Before you can push your changes to your branch in Bitbucket (remote, central repository), you need to make sure your local repository has alal changes that have been made to Bitbucket. The correct next step IS to pull. This can work one of two ways:

1) Traditional pull: A merge command will combine the remote changes with your local changes. This will add a new commit, and the changelist should depict that the separate lines of development have come back together.

2) Pull+rebase: If you check the rebase option, Hg/Git will temporarily undo ("rewind") any changes from new local commits, fast-forward so the local branch is identical to the remote, then redo ("replay") the local changes/commits to the new HEAD of the branch.

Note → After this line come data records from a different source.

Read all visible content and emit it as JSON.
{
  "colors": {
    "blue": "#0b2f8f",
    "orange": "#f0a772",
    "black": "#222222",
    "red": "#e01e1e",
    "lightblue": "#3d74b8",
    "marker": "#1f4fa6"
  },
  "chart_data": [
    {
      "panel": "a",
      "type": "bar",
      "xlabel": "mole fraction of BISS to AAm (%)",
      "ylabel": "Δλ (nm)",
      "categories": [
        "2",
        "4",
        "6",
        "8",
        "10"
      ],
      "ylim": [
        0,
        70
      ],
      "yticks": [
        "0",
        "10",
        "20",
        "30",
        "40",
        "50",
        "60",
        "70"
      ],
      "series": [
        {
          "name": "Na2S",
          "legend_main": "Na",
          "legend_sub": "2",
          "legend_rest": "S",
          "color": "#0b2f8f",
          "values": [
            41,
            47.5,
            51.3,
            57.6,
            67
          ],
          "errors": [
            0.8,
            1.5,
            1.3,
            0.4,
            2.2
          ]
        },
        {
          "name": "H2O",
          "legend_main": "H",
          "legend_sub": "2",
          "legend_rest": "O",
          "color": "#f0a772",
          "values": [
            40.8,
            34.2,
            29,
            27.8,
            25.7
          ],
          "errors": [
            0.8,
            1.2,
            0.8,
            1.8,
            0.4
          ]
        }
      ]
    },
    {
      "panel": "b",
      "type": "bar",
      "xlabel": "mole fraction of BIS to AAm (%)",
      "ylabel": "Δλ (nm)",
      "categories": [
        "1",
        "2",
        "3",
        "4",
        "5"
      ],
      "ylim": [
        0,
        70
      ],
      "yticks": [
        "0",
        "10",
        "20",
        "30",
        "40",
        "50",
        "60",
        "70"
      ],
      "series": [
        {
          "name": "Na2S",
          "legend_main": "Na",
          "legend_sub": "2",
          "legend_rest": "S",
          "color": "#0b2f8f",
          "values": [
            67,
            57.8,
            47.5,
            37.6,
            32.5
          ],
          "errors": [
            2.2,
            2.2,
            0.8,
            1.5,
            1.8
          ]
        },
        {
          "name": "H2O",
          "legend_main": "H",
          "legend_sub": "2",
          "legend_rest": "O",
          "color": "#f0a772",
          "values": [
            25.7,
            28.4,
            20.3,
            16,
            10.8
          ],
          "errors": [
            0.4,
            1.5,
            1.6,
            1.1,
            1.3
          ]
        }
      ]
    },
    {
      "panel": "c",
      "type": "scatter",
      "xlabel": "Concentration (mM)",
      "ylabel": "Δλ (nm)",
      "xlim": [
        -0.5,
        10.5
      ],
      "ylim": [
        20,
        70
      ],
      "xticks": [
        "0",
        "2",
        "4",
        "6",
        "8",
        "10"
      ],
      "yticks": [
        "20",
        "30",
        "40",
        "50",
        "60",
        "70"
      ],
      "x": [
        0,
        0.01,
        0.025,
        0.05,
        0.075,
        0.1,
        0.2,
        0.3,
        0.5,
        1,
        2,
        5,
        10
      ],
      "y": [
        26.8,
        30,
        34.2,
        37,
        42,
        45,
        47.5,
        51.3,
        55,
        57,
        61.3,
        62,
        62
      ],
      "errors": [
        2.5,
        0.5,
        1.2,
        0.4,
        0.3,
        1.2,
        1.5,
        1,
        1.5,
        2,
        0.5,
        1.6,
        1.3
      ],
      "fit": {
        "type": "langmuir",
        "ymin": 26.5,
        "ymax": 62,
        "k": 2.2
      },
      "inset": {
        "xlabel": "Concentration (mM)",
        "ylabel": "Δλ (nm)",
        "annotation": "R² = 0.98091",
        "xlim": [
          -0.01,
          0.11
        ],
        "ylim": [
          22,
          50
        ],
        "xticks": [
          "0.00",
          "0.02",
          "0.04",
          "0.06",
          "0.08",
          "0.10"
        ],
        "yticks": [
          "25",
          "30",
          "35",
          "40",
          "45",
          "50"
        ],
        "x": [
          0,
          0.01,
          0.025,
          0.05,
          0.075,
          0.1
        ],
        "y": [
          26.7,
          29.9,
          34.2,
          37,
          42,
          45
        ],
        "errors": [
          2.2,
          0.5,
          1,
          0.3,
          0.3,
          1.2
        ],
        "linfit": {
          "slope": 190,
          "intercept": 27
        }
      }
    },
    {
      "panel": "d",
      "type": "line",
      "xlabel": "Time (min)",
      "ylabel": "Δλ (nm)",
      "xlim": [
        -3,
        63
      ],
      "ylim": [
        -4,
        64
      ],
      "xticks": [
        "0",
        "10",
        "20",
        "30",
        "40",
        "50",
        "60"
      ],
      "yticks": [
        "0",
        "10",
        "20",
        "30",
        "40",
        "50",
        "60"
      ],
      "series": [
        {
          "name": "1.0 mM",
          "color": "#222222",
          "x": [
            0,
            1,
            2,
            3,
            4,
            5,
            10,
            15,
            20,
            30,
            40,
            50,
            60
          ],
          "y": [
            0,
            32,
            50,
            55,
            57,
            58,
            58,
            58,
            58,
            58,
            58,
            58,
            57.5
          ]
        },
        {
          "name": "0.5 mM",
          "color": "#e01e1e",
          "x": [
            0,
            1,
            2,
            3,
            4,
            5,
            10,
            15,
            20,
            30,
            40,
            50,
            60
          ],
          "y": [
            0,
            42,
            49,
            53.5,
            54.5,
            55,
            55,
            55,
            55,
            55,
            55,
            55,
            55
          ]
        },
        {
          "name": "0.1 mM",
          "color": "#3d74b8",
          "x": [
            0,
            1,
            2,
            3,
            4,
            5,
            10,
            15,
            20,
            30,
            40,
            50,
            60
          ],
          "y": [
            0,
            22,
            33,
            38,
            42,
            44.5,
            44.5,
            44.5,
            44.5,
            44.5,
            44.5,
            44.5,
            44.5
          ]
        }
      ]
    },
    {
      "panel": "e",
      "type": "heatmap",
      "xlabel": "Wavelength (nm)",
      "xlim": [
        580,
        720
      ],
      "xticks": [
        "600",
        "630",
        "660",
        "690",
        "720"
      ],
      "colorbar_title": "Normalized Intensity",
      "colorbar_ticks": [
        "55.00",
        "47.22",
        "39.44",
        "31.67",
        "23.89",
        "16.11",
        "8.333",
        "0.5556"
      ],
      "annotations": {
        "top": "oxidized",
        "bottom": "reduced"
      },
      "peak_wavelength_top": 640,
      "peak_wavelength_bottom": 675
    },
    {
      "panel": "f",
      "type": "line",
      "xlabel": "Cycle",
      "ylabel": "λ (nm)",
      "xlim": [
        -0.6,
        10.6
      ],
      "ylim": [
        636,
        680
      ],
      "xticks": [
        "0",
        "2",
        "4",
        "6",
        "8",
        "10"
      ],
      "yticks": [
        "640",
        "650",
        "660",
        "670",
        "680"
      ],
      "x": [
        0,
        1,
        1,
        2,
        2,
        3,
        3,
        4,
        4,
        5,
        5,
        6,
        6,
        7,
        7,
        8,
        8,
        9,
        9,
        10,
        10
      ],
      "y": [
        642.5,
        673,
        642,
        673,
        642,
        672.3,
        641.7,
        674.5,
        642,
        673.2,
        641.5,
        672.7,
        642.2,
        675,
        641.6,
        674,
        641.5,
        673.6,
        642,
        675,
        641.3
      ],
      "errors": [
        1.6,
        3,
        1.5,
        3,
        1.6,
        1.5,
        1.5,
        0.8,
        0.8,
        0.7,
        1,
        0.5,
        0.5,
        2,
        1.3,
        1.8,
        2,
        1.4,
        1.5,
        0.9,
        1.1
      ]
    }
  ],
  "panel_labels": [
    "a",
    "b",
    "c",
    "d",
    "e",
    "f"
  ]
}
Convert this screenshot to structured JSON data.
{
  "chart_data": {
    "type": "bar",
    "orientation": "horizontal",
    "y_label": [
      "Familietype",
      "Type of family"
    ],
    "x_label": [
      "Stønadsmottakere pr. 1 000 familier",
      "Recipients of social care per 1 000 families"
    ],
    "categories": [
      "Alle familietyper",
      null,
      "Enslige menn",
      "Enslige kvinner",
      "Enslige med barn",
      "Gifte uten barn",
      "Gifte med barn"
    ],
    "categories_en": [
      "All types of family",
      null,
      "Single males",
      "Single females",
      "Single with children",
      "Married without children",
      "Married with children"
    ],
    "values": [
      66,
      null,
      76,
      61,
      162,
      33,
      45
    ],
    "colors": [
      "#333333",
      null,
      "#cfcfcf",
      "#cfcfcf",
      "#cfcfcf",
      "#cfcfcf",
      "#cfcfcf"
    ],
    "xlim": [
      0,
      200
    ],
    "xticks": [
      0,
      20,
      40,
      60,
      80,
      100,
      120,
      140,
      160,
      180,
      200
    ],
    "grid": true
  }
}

This will change the timestamps of your local commits, but the changelist should depict that all changes happened linearly.

In either case, there is a chance you will need to resolve conflicts if you and your friend happenned to change any overlapping pieces of code in your latest commits.

A nice discussion on merge vs rebase.

psykojello July 29, 2014

Thanks for the clear an concise explanation! Now that I understand the workflow, I can figure out how to work with Sourcetree to achieve this.

Like Soldier likes this
Soldier October 19, 2020

Hi @psykojello ,

 

I also meet the same situation with you, would you mind to share you idea & solution with us? Believe it very useful for us. 

 

BR,

Soldier

psykojello October 19, 2020

Hi @Soldier , sorry that was so long ago I don't remember what I did :)
Seth's explanation seems pretty clear so that must have helped me understand what I was doing wrong. 

Good luck - if I could figure it out, so can you!